Governor: Retirees’ 25% benefit will be suspended on April 15 if Senate fails to act on House bill

Arnold I. Palacios

Arnold I. Palacios

THE CNMI government’s voluntary remittance  of 25% of the retirees’ pension to the NMI Settlement Fund will be suspended beginning April 15, 2024, Gov. Arnold I. Palacios said in a letter to Trustee Joyce C.H, Tang on Thursday.

He said the House of Representatives recently passed House Bill 23-104, identifying $5.2 million to fund the 25% payment, but it is still pending in the Senate.

Palacios said the direct appropriation will allow the 25% payment to last until Aug. 31, 2024.

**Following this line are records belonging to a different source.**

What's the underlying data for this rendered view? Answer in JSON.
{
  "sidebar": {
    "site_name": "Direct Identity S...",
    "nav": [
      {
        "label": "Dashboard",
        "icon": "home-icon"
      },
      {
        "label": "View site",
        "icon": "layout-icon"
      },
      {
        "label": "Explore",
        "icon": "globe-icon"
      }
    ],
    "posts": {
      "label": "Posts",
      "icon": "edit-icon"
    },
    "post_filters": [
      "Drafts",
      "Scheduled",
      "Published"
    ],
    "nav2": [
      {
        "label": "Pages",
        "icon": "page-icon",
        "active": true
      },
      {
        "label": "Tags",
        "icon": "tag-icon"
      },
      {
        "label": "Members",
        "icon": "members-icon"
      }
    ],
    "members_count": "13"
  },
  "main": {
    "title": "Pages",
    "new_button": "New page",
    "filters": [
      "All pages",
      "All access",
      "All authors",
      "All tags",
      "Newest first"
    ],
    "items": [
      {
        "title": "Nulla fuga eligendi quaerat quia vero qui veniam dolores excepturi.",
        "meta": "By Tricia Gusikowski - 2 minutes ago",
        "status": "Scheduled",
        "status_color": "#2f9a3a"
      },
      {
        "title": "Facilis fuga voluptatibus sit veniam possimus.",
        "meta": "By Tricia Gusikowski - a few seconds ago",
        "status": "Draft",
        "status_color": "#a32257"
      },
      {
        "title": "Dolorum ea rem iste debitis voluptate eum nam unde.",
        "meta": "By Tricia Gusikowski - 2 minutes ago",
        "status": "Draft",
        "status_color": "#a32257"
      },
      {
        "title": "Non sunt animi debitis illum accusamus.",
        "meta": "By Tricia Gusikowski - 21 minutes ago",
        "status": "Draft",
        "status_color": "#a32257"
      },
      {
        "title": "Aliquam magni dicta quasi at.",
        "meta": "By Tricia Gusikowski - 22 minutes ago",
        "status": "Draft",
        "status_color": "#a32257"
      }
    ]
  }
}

On Friday, Senate President Edith Deleon Guerrero informed members that they will hold a special session on Monday, April 8, at 1 p.m.

She said H.B. 23-104 is with the Senate Fiscal Affairs Committee. “We certainly do not want the retirees’ pension to be diminished hence our ongoing efforts on legal and financial due diligence,” she added.

She said the Senate committee is also reviewing Public Law 5-37 and a memorandum of agreement that governs Commonwealth Economic Development Authority dividends. CEDA is the funding source of H.B. 23-104.

P.L. 5-37, for its part, aims to “authorize an irrevocable trust fund into which Covenant Capital Development Funds will be deposited so as to provide security for the payment of principal, premium and interest on revenue and non-revenue producing project to Bondholders of the Commonwealth Development Authority [CEDA’s predecessor] Adjustable Rate Revenue Bonds (Capital Improvement Projects) Series 1986A Bonds and Series 19868 Bonds.”

Deleon Guerrero said they are waiting for a legal opinion and a funding liquidity certification, “which is just as important.”

Limited

Palacios said his reprogramming authority is limited to the executive branch and any further reprogramming for the retirees’ 25%  “will place other critical obligations in jeopardy.”

“In light of these limitations and pending appropriations, the 25% pension payments to retirees will be suspended beginning April 15, 2024, until further notice,” the governor said.

“It is without question that our retirees are vulnerable and important stakeholder in the prosperity and well-being of our community,” Palacios said. “I will continue to work with the Legislature to swiftly enact pending legislation that will both promote the livelihood of retirees as well as protect the critical services upon which our entire community depends.”

Former Rep. Mario Taitano, a retiree, said he hopes the Seante would act swiftly on H.B. 23-104  “so nobody would suffer come April 15.”

Taitano also said that the Legislature should look into the investment portfolio of the Settlement Fund.

In her Oct. 2023 report to the federal court, Trustee Joyce C.H. Tang said the Fund “has approximately $118 million in investments and cash, 98% of which is invested, albeit in a much stronger position.” (https://www.nmisf.com)

The Fund was created by the federal court as part of a settlement agreement with the CNMI government, which was sued by a retiree for its failure to make the required payments to the NMI Retirement Fund.

Under the settlement agreement, the CNMI government must pay the retirees 75% of their benefits.

According to an actuarial valuation prepared in 2022 by the Settlement Fund’s consultant, Milliman Inc., the CNMI government must pay $34 million in fiscal year 2024, $33 million in FY 2025 and $32 million in FY 2026.

These figures do not include the retirees’ 25% benefit, which amounts to $14 million to $15 million annually.